Coenzyme Q10 might prove helpful in inflammatory conditions in Down syndrome

In every cell in the human body there is a nucleus, where genetic material is stored in the form of genes. Genes carry the codes responsible for all of our inherited traits and are grouped along rod-like structures called chromosomes. The only cells that contain 23 chromosomes are the sperm and ova. The nucleus of each cell contains 46 pairs of chromosomes half inherited from mother and half from father. In certain cases something might go wrong and a baby develops Down syndrome.

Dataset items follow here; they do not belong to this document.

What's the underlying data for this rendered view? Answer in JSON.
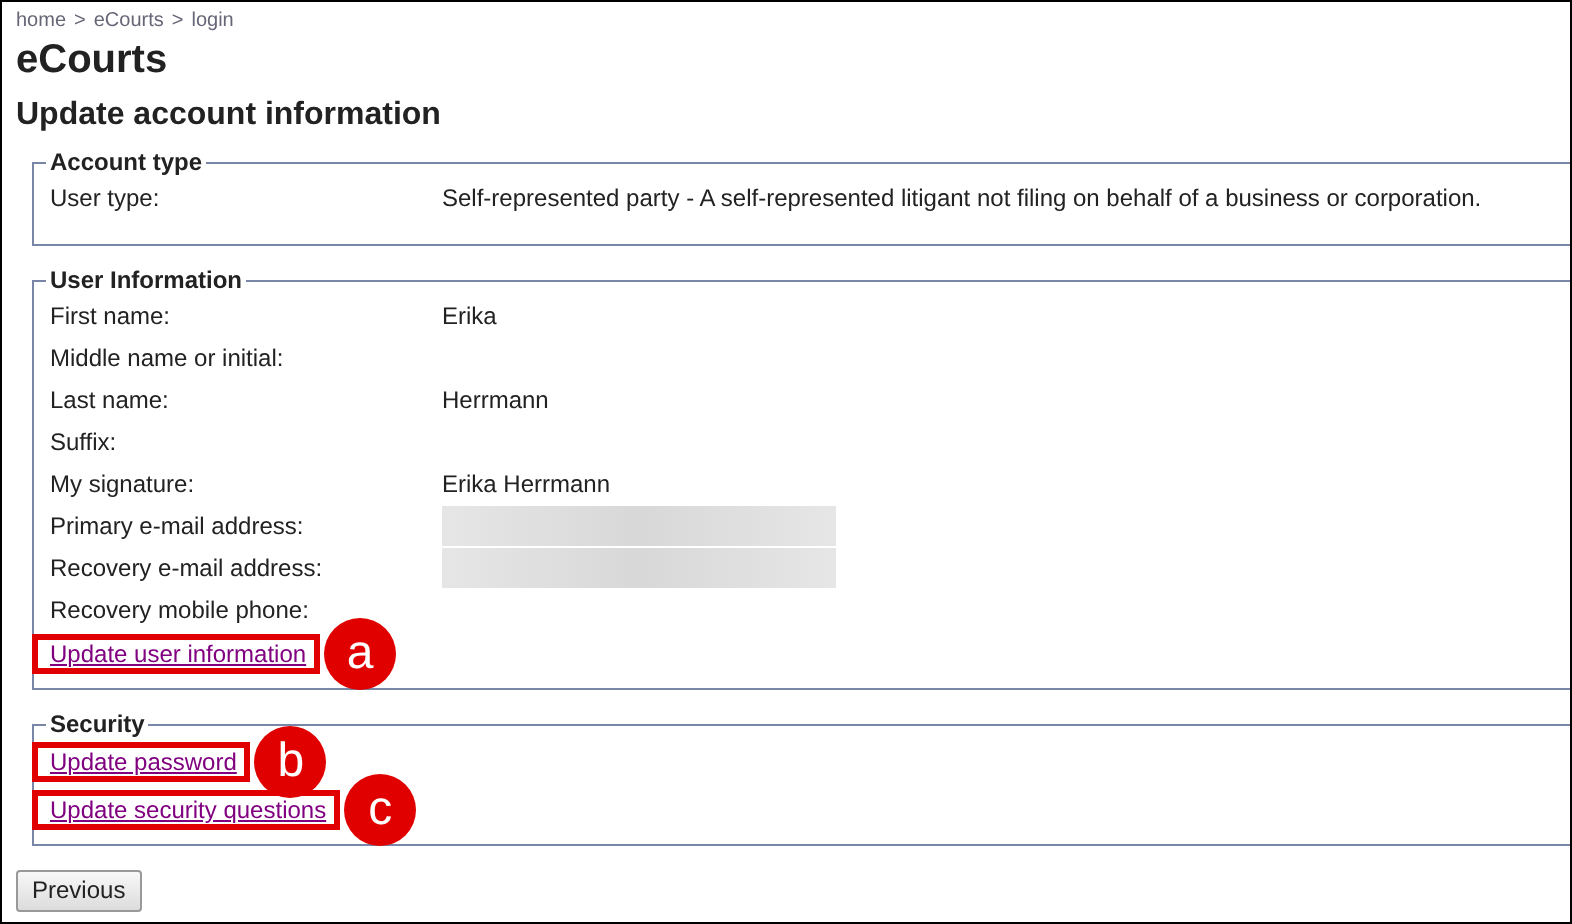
{
  "breadcrumb": [
    "home",
    "eCourts",
    "login"
  ],
  "breadcrumb_separator": ">",
  "site_title": "eCourts",
  "heading": "Update account information",
  "sections": [
    {
      "legend": "Account type",
      "rows": [
        {
          "label": "User type:",
          "value": "Self-represented party - A self-represented litigant not filing on behalf of a business or corporation."
        }
      ]
    },
    {
      "legend": "User Information",
      "rows": [
        {
          "label": "First name:",
          "value": "Erika"
        },
        {
          "label": "Middle name or initial:"
        },
        {
          "label": "Last name:",
          "value": "Herrmann"
        },
        {
          "label": "Suffix:"
        },
        {
          "label": "My signature:",
          "value": "Erika Herrmann"
        },
        {
          "label": "Primary e-mail address:",
          "redacted": true
        },
        {
          "label": "Recovery e-mail address:",
          "redacted": true
        },
        {
          "label": "Recovery mobile phone:"
        }
      ],
      "links": [
        {
          "text": "Update user information",
          "callout": "a"
        }
      ]
    },
    {
      "legend": "Security",
      "links": [
        {
          "text": "Update password",
          "callout": "b"
        },
        {
          "text": "Update security questions",
          "callout": "c"
        }
      ]
    }
  ],
  "previous_button": "Previous"
}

Down syndrome occurs when an individual has a full or partial extra copy of chromosome 21.

There are a lot of studies that reported evidence of oxidative stress with kids with Down syndrome. There is a growing interest in the contribution of the immune system in Down syndrome.

A case control study (Zaki, M. et al, 2017) investigated the use of Coenzyme Q10 supplementation in pro-inflammatory markers such as interleukin 6 and tumor necrosis factor α in children with Down syndrome.

The sample included 86 children, aged 5-8 for a period of 8 months. No acute or chronic illnesses were observed and no therapies or supplements were given to them. The study measured interleukin 6, tumor necrosis factor a, fasting blood glucose, intelligent quotient and coenzyme Q10. The sample was split into two groups of 43 children in each group. Compared with the control group the Down syndrome children showed significant increase in interleukin 6 and tumor necrosis factor α while coenzyme Q10 was significantly lower as well as body mass index and fasting blood glucose. There was a significantly positive correlation between coenzyme Q10 and intelligence quotient levels, as well as between interleukin 6 and tumor necrosis factor α.

Therefore it seems that the use of Coenzyme Q10 as a supplement has an impact on the improvement of neurological symptoms in children with Down syndrome.